The gryphons did not ask, did not pause, but forayed into her mind as though they had every right to be there. Ruby rocked back on her heels, but held her ground, fending them away from certain memories, certain thoughts. They did not press, but seized on the image of the great white gryphon that had fallen from the sky.
( We are sent to destroy him, and any who had sheltered him, ) the first of the gryphons said. He was tall and lanky, supple like a silk flag in the wind, and he called himself Urri, placing the name in her mind with unsettling ease. All were thinner, smaller, lighter, more precise creatures than Ellisar.
“We did not know he was hunted,” Ruby said. “What is his crime?”
( Negligence, ) the second gryphon said, her voice like cinnamon and innocence. She was broad of barrel and her eyes were deep and blue. ( Negligence that killed three of his apprentices. And cowardice, that he would not face their pridemates. Lastly, the obstruction and defiance of due justice. ) Giving two quick wingbeats to lift herself above the other two for a moment, the gryphon fixed her with one large, searching eye. ( It seems also that he has been attempting to deceive pursuit—by hiding behind you. )
“What? Behind me?” Ice in the pit of her stomach. She longed sharply for the cool reassurance of the ocean, whose dangers did not hide.
( Yes. In teaching you to move waters without proper balance training, he has sent ripples through the world that mask his presence. We should have found him days ago were it not for this. He sought to distract us with your performance, which looked from a distance to be the wildly dangerous flailings of a powerful natural. We came here, away from our task, we thought, to contain you. )
( Ellisar’s sentence is death, ) Urri said. ( Him we must execute, and you deliver to the human Daughters of Nistra. ) The gryphon’s calm talk of execution rippled over her,
but the thought of being torn away from the Viere crashed like a typhoon.
But she did not have time to register surprise at her attachment to the ship that bound her, for his next news was far worse. ( Your ship must be destroyed to set an example for those who harbor criminals. We are sorry. )
Ruby’s hands clenched and unclenched as she fought for control. She breathed determinedly, gripped herself for what she knew she must do. First in negotiation: the bargain she knew they would not accept. “He has taught me all I know of the sea. I can’t let you take him.”
( Child, it is simple, ) the second gryphon said gently, and Ruby knew the bitter victory that she had won. ( You do not have the power to resist. This is not your choice. And your ability must be properly trained. )
“I never used it before Ellisar came here. You would never have found me. Spare my ship and crew, leave me here”—she paused; second in negotiation: the true offer that they would not refuse—”and I will carry out his sentence.” Ruby fought around the lump in her throat. “Alone.”

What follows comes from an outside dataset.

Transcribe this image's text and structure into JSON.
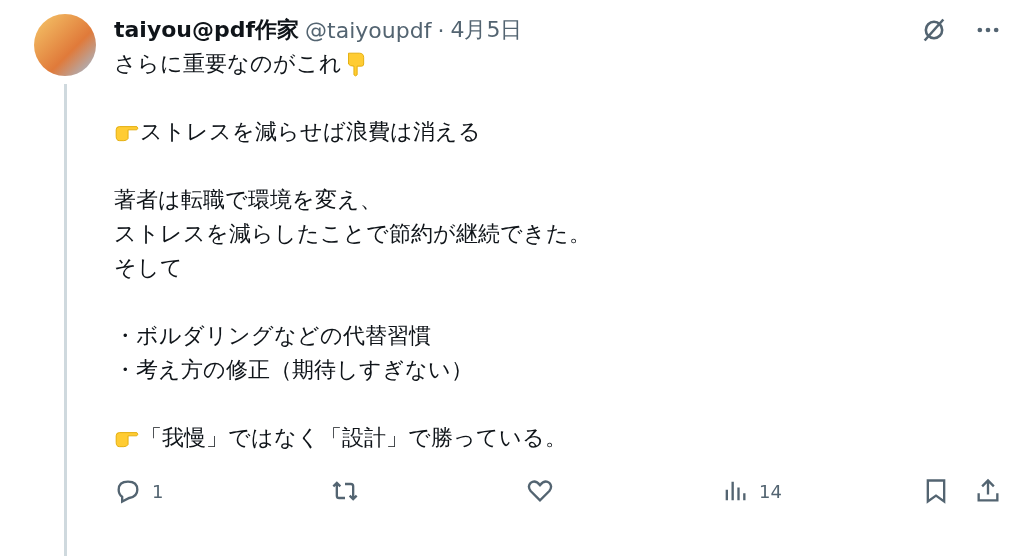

The gryphons fell silent, but by the flashing of their eyes she knew they were in heated conference.
( She is sincere, ) the third gryphon, whose voice filled Ruby’s mind with the scent of clean herbs and surprise, said finally. ( The code of this people is such that they will adhere to their word long after we are gone. )
( They’re privateers, ) Urri said, voice like clumping algae. ( Pirates. )
“We are a people of swift justice,” Ruby said, glaring a challenge at the three creatures. She breathed deep, recited her mother’s words in her head. “We do this to survive, Ruby. We look beyond our fears and pains and we see how many would suffer for our inaction. When we must, we act, and we ask neither permission nor forgiveness. We are separated from landers because we do not flinch from reality. This is our freedom and our curse.”